Wild Credit contest - cmichel's results

Handle

cmichel

Vulnerability details

There is no check in UniswapV3Oracle.ethPrice if the return values indicate stale data. This could lead to stale prices according to the Chainlink documentation:

• under current notifications: "if answeredInRound < roundId could indicate stale data."
• under historical price data: "A timestamp with zero value means the round is not complete and should not be used."

It also seems to use the deprecated API (latestAnswer) and a hardcoded decimals of 1e8?

This API is deprecated. Please see API Reference for the latest Price Feed API. Chainlink Docs

Impact

Stale prices that do not reflect the current market price anymore could be used which would influence the liquidation pricing.

Recommendation

Add the recommended checks:

(
    uint80 roundID,
    int256 price,
    ,
    uint256 timeStamp,
    uint80 answeredInRound
) = chainlink.latestRoundData();
require(
    timeStamp != 0,
    “ChainlinkOracle::getLatestAnswer: round is not complete”
);
require(
    answeredInRound >= roundID,
    “ChainlinkOracle::getLatestAnswer: stale data”
);
require(price != 0, "Chainlink Malfunction”);

Handle

cmichel

Vulnerability details

The LendingPair.withdrawUniPosition function allows the user to withdraw their UniswapV3 pool position (NFT) again. As the Uniswap position acts as collateral in the protocol, a health check is performed afterwards.

However, it does not check the current debt of the caller as it does not accrue the debt for both tokens first.

Impact

In the worst case, in low-activity markets, it could happen that debt has not accrued for a long time and the current debt is significantly higher than the current recorded debt in totalDebtAmount. An account with a de-facto negative health ratio if the debt was accrued could still withdraw their collateral NFT instead of having to repay their debt first.

Recommendation

Accrue the debt for both tokens first in LendingPair.withdrawUniPosition.

Handle

cmichel

Vulnerability details

The LendingPair.uniClaimDeposit function allows the user to "collect fees" and mint new supply shares with the collected amounts.

uniClaimDeposit does not accrue tokens

However, the current total supply is not accrued in the function. This means an attacker can:

• mint shares using uniClaimDeposit
• increase the totalSupplyAmount by calling accrue(token0) and accrue(token1) afterwards.
• call withdraw and receive a larger amount of tokens for the newly minted shares due to the increase in totalSupplyAmount from accrue (increasing the supply share price _sharesToSupply).
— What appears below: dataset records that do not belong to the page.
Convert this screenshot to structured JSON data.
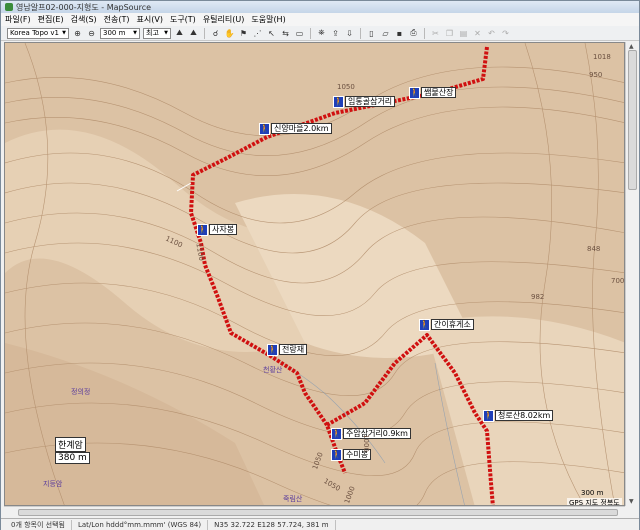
{
  "window": {
    "title": "영남알프02-000-지형도 - MapSource"
  },
  "menu": [
    "파일(F)",
    "편집(E)",
    "검색(S)",
    "전송(T)",
    "표시(V)",
    "도구(T)",
    "유틸리티(U)",
    "도움말(H)"
  ],
  "toolbar": {
    "map_product": "Korea Topo v1",
    "zoom_value": "300 m",
    "detail_value": "최고"
  },
  "waypoints": [
    {
      "label": "신양마을2.0km"
    },
    {
      "label": "임통골삼거리"
    },
    {
      "label": "쌤물산장"
    },
    {
      "label": "사자봉"
    },
    {
      "label": "전랑재"
    },
    {
      "label": "간이휴게소"
    },
    {
      "label": "주암삼거리0.9km"
    },
    {
      "label": "수미봉"
    },
    {
      "label": "청로산8.02km"
    }
  ],
  "elevations": [
    "1050",
    "1100",
    "1100",
    "1050",
    "1050",
    "1000",
    "1000",
    "950",
    "848",
    "700",
    "982",
    "1018"
  ],
  "pois": [
    "한계암",
    "정의정",
    "천황산",
    "죽림산",
    "지등암"
  ],
  "scale_labels": {
    "left": "380  m",
    "right": "300  m"
  },
  "gps_box": "GPS  지도  정복도",
  "status": {
    "selection": "0개 항목이 선택됨",
    "format": "Lat/Lon hddd°mm.mmm' (WGS 84)",
    "coords": "N35 32.722 E128 57.724, 381 m"
  },
  "colors": {
    "track": "#d01010",
    "waypoint": "#1f3fb8",
    "terrain": "#dcc2a4"
  }
}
This would only lead to a small protocol loss if uniClaimDeposit would only collect the fees, however, combined with another flaw, one can steal almost the entire protocol lpRate each time:

uniClaimDeposit allows collecting entire liquidity instead of just fees

This has to do with the way liquidity from a Uniswap V3 position (NFT) is withdrawn:

• when calling positionManager.decreaseLiquidity, the position.liquidity is removed but stored in the position as tokensOwed0/tokensOwed1. It is not transferred to the user
• one needs to call positionManager.collect(params) to actually transfer out these tokens, setting tokensOwed0/1 to 0. (This is correctly done in UniswapV3Helper.removeLiquidity.)
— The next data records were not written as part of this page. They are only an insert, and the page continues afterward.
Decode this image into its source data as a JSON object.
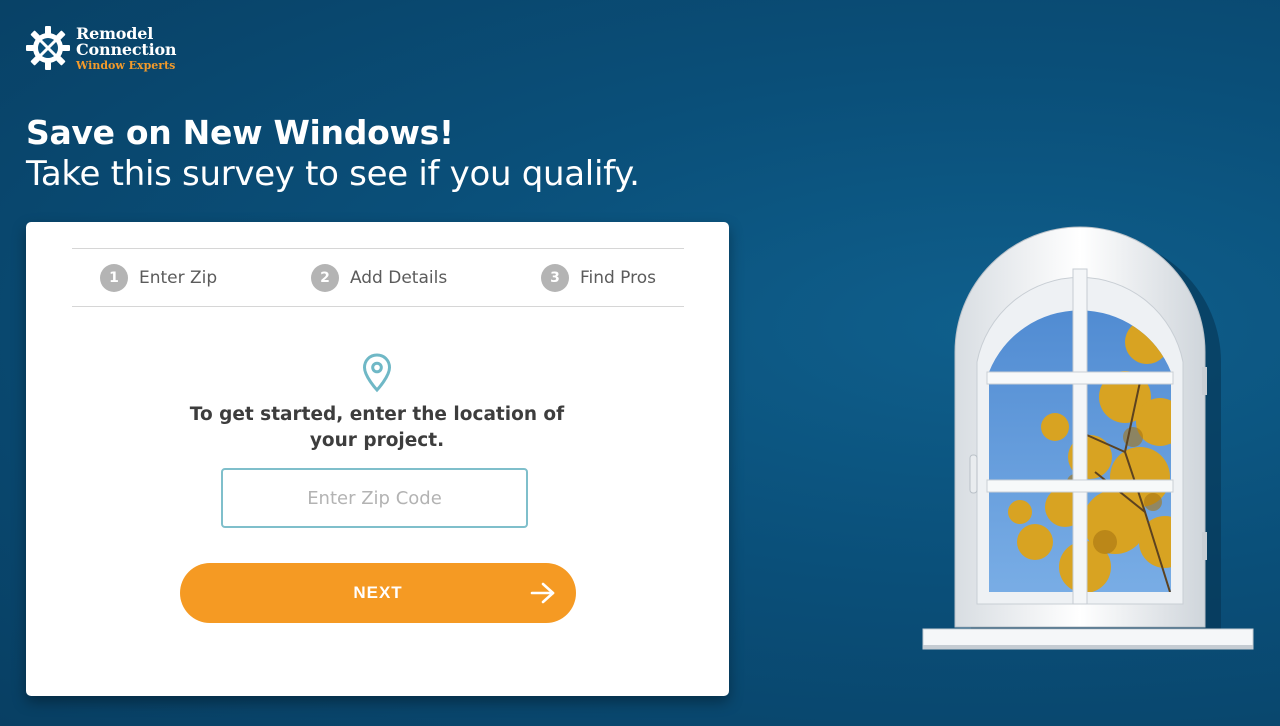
{
  "brand": {
    "line1": "Remodel",
    "line2": "Connection",
    "line3": "Window Experts",
    "accent_color": "#f39a2a"
  },
  "hero": {
    "title": "Save on New Windows!",
    "subtitle": "Take this survey to see if you qualify."
  },
  "steps": [
    {
      "number": "1",
      "label": "Enter Zip"
    },
    {
      "number": "2",
      "label": "Add Details"
    },
    {
      "number": "3",
      "label": "Find Pros"
    }
  ],
  "form": {
    "prompt": "To get started, enter the location of your project.",
    "zip_placeholder": "Enter Zip Code",
    "zip_value": "",
    "next_label": "NEXT",
    "button_color": "#f59a23",
    "input_border_color": "#7fbfcb"
  },
  "icons": {
    "logo": "gear-wrench-icon",
    "location": "location-pin-icon",
    "next": "arrow-right-icon",
    "illustration": "arched-window-illustration"
  }
}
An attacker can perform the following attack:

• Create a Uniswap V3 position.
• Get flashloans for both tokens to provide lots of liquidity for this position.
• Call positionManager.decreaseLiquidity such that the entire liquidity is removed and stored (but not collected yet) in the position's tokensOwed0/1 fields
• Deposit it to WildCredit's lending pair using depositUniPosition
• Call uniClaimDeposit to mint a huge amount of NFT supply shares. This huge amount will capture the protocol's debt accrual in the next steps.
• Call accrue on both tokens to accrue debt and pay the lpRate part of it to suppliers, increasing totalSupplyAmount and thus the value of a supply share.
• With the new debt added to the totalSupplyAmount, the attacker can now withdraw their minted shares again and capture most of the new debt that was accrued, making a profit.

Impact

Combining these two issues, an attacker could steal most of the accrued lpRate in a single atomic transaction. The attacker can repeat this step capturing the supplier interest for each accrual. (The longer the market hasn't been accrued, the bigger the profit per single attack transaction, but in the end, the attacker could perform this attack at every block or when it becomes profitable for the gas costs.)
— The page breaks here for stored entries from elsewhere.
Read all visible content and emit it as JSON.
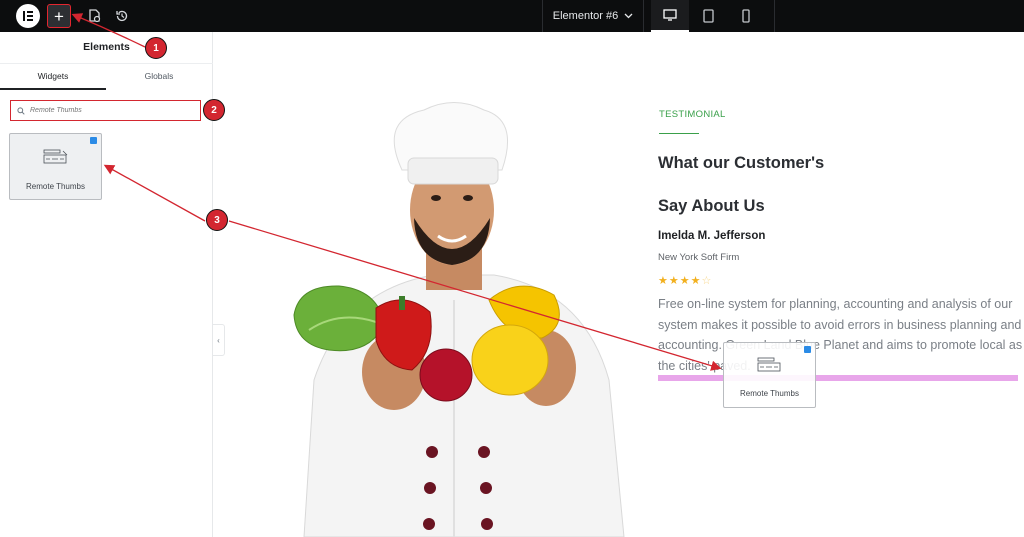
{
  "topbar": {
    "document_title": "Elementor #6",
    "icons": [
      "elementor-logo-icon",
      "add-element-icon",
      "page-settings-icon",
      "history-icon",
      "chevron-down-icon",
      "desktop-icon",
      "tablet-icon",
      "mobile-icon"
    ]
  },
  "panel": {
    "title": "Elements",
    "tabs": [
      {
        "label": "Widgets",
        "active": true
      },
      {
        "label": "Globals",
        "active": false
      }
    ],
    "search": {
      "placeholder": "Remote Thumbs",
      "value": ""
    },
    "widgets": [
      {
        "label": "Remote Thumbs",
        "icon": "remote-thumbs-icon",
        "pro": true
      }
    ]
  },
  "callouts": [
    "1",
    "2",
    "3"
  ],
  "testimonial": {
    "tag": "TESTIMONIAL",
    "heading_line1": "What our Customer's",
    "heading_line2": "Say About Us",
    "name": "Imelda M. Jefferson",
    "company": "New York Soft Firm",
    "rating": 4,
    "max_rating": 5,
    "quote": "Free on-line system for planning, accounting and analysis of our system makes it possible to avoid errors in business planning and accounting. Green Land Blue Planet and aims to promote local as the cities' paved."
  },
  "drag_ghost": {
    "label": "Remote Thumbs"
  },
  "colors": {
    "topbar_bg": "#0c0d0e",
    "callout_red": "#d32630",
    "accent_green": "#3aa04a",
    "drop_indicator": "#e8a6ea",
    "star": "#f2b01e"
  }
}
Providing / removing Uniswap V3 liquidity does not incur fees.

The attacker's profit is the loss of other legitimate suppliers that capture less of the newly accrued debt.

Recommendation

Accrue the debt for both tokens first in LendingPair.uniClaimDeposit.

It might also be a good idea to disallow collecting the "parked" liquidity in a token (that has been removed but not yet collected) by immediately collecting them when the NFT is deposited in depositUniPosition. I.e., call _uniCollectFees in depositUniPosition to withdraw any outstanding tokens&fees. Then mint shares with these token amounts.